Die Epidemie reißt Löcher in die Budgets von Krankenhäusern. Der Verband der Universitätsklinika Deutschlands (VUD) forderte, alle EHEC-Fälle müssten außerhalb des vereinbarten Budgets zum vollen Preis abgerechnet werden. Mehrere Landesminister riefen dazu auf, die Krankenhäuser nicht auf Mehrkosten sitzen zu lassen. Angesichts der leichten EHEC-Entspannung in Hamburg nimmt das Universitätsklinikum Hamburg-Eppendorf (UKE) inzwischen auch wieder andere Notfälle auf.

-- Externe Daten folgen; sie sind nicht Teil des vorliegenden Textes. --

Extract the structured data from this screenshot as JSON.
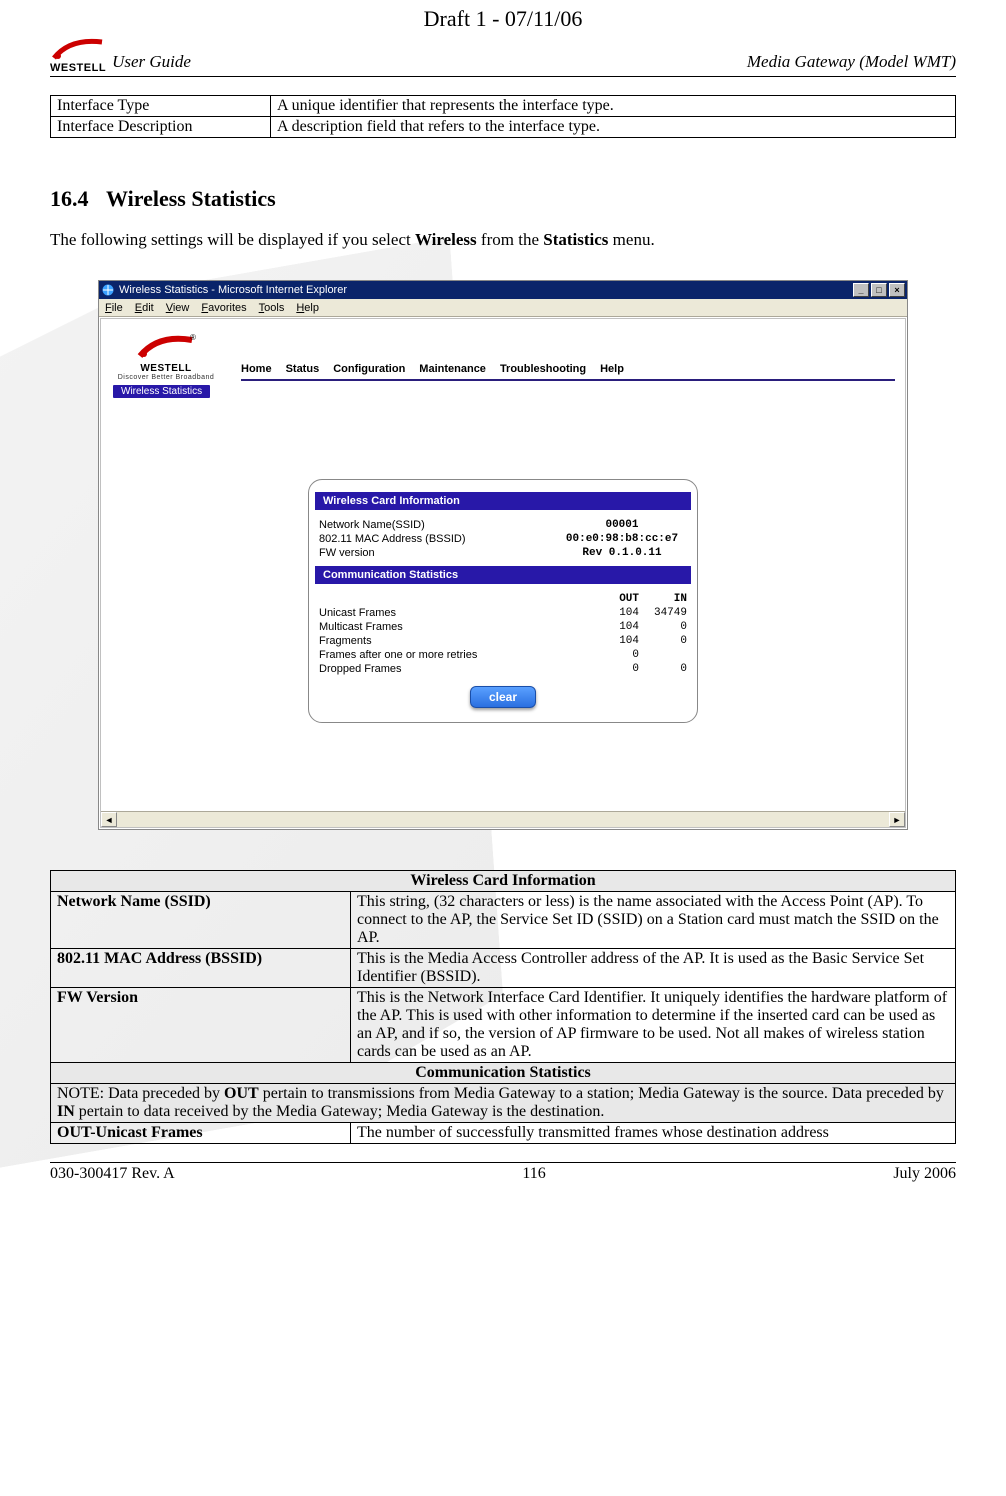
{
  "draft_header": "Draft 1 - 07/11/06",
  "logo": {
    "wordmark_large": "WESTELL",
    "wordmark_small": "WESTELL",
    "tagline": "Discover Better Broadband"
  },
  "header": {
    "left": "User Guide",
    "right": "Media Gateway (Model WMT)"
  },
  "top_table": {
    "rows": [
      {
        "label": "Interface Type",
        "value": "A unique identifier that represents the interface type."
      },
      {
        "label": "Interface Description",
        "value": "A description field that refers to the interface type."
      }
    ]
  },
  "section": {
    "number": "16.4",
    "title": "Wireless Statistics"
  },
  "intro_html": "The following settings will be displayed if you select <b>Wireless</b> from the <b>Statistics</b> menu.",
  "screenshot": {
    "window_title": "Wireless Statistics - Microsoft Internet Explorer",
    "menubar": [
      "File",
      "Edit",
      "View",
      "Favorites",
      "Tools",
      "Help"
    ],
    "nav": [
      "Home",
      "Status",
      "Configuration",
      "Maintenance",
      "Troubleshooting",
      "Help"
    ],
    "subnav": "Wireless Statistics",
    "panel": {
      "sec1_title": "Wireless Card Information",
      "sec1_rows": [
        {
          "label": "Network Name(SSID)",
          "value": "00001"
        },
        {
          "label": "802.11 MAC Address (BSSID)",
          "value": "00:e0:98:b8:cc:e7"
        },
        {
          "label": "FW version",
          "value": "Rev 0.1.0.11"
        }
      ],
      "sec2_title": "Communication Statistics",
      "cols": {
        "out": "OUT",
        "in": "IN"
      },
      "sec2_rows": [
        {
          "label": "Unicast Frames",
          "out": "104",
          "in": "34749"
        },
        {
          "label": "Multicast Frames",
          "out": "104",
          "in": "0"
        },
        {
          "label": "Fragments",
          "out": "104",
          "in": "0"
        },
        {
          "label": "Frames after one or more retries",
          "out": "0",
          "in": ""
        },
        {
          "label": "Dropped Frames",
          "out": "0",
          "in": "0"
        }
      ],
      "clear_btn": "clear"
    }
  },
  "info_table": {
    "hdr1": "Wireless Card Information",
    "rows1": [
      {
        "label": "Network Name (SSID)",
        "value": "This string, (32 characters or less) is the name associated with the Access Point (AP). To connect to the AP, the Service Set ID (SSID) on a Station card must match the SSID on the AP."
      },
      {
        "label": "802.11 MAC Address (BSSID)",
        "value": "This is the Media Access Controller address of the AP. It is used as the Basic Service Set Identifier (BSSID)."
      },
      {
        "label": "FW Version",
        "value": "This is the Network Interface Card Identifier. It uniquely identifies the hardware platform of the AP. This is used with other information to determine if the inserted card can be used as an AP, and if so, the version of AP firmware to be used. Not all makes of wireless station cards can be used as an AP."
      }
    ],
    "hdr2": "Communication Statistics",
    "note_html": "NOTE: Data preceded by <b>OUT</b> pertain to transmissions from Media Gateway to a station; Media Gateway is the source. Data preceded by <b>IN</b> pertain to data received by the Media Gateway; Media Gateway is the destination.",
    "rows2": [
      {
        "label": "OUT-Unicast Frames",
        "value": "The number of successfully transmitted frames whose destination address"
      }
    ]
  },
  "footer": {
    "left": "030-300417 Rev. A",
    "center": "116",
    "right": "July 2006"
  }
}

Für die Behandlung wird mehr Blutplasma gebraucht
Mediziner der Universitätskliniken Greifswald und Bonn haben derweil Hinweise auf die Ursache schwerer Verläufe bei EHEC-Patienten mit dem HU-Syndrom gefunden. Vieles deute darauf hin, dass neben dem Giftstoff Shigatoxin auch die Bildung von Autoantikörpern für schwere Schädigungen verantwortlich sei, sagte der Transfusionsmediziner Andreas Greinacher aus Greifswald. Autoantikörper sind Antikörper, die sich nicht gegen fremde sondern gegen körpereigene Stoffe richten. Sie verursachten einen Anstieg eines Gerinnungsfaktors, wodurch die Durchblutung wichtiger Gehirnregionen und der Nebennieren eingeschränkt sei. Sie werden nur von einigen EHEC-Patienten gebildet.
Inzwischen wurden erste schwer erkrankte Patienten mit einer speziellen Blutwäschetherapie behandelt: "Die ersten Entwicklungen bei den Blutwerten stimmen uns optimistisch", hieß es aus Greifswald. Der Schwachpunkt dabei ist die Versorgung mit Plutplasma. Das Universitätsklinikum Hamburg-Eppendorf (UKE) rief erneut zum Blutspenden auf: In den vergangenen drei Wochen seien allein am UKE mehr als 6.000 Plasmakonzentrate für die Versorgung der HUS-Patienten eingesetzt worden, berichtete eine Sprecherin.
"Das entspricht etwa der Menge an Plasma, die sonst in drei bis vier Monaten gebraucht wird." Die Reserven müssten vor allem mit Blick auf die nahenden Sommerferien möglichst schnell wieder aufgefüllt werden.